Yesterday’s Standard brought us the news that Labour plan to launch “a full-scale assault on Boris Johnson, labelling him a man with two part-time jobs if he stands for a seat in the House of Commons before quitting as Mayor in 2016.”
Well of course, politicians are entitled to have a pop at their opponents’ perceived weaknesses and failings but this line of attack seems painfully ill-advised.
If Labour had a fully committed candidate, as I argued yesterday that they should have, by the time Boris re-enters Parliament the attack might bring some reward because it’d let the party draw a distinction between its candidate and the incumbent.
But, according to the Standard’s Joe Murphy, the assault is to be led by Sadiq Khan, Labour’s shadow London Minister.

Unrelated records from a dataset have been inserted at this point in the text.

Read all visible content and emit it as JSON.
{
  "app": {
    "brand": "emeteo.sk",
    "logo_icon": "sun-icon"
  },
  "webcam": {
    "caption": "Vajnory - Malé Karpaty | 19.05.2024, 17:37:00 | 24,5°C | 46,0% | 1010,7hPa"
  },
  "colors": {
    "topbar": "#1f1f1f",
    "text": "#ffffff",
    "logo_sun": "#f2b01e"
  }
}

Sadiq, like David Lammy, is one of two Labour MPs intending to defend their Westminster seat in May 2015 and then, according to the briefings, winks and nods, enter the race to become Labour’s candidate for Mayor just a few weeks later.
If Boris is wrong to have stood for re-election to City Hall in 2012 and then seek another post in 2015, how can Labour credibly allow two of its own MPs to stand for re-election next year and then immediately start campaigning for a post outside Parliament?
How would this not, using Labour’s logic, leave the voters of Tooting and Tottenham with part-time MPs? Or, if one of them is selected, the party with a part-time candidate?
If Labour make ‘part-time’ politicians part of the debate they’d better be prepared for the label to be hung around their own candidate’s neck.
And if splitting your time between governing and representing a constituency is the definition of part-time, surely every Cabinet member in the UK, Scottish, Welsh and Northern Irish parliaments and assemblies is also part-time?
As Ken Livingstone proved, though he’d been ejected from the Labour party so it’s not bound by his precedent, it’s entirely possible to run London and vote in the Commons for an overlapping year.
That seems especially true when you cast your eye over the sitting dates for the Commons and realise MPs don’t have to debate or vote on anything from late July until the start of September, then get a month off for the party conference season, another week in November and a couple off at Christmas.
If those were my working hours, I don’t think I’d be shouting too loudly about part-time politicians.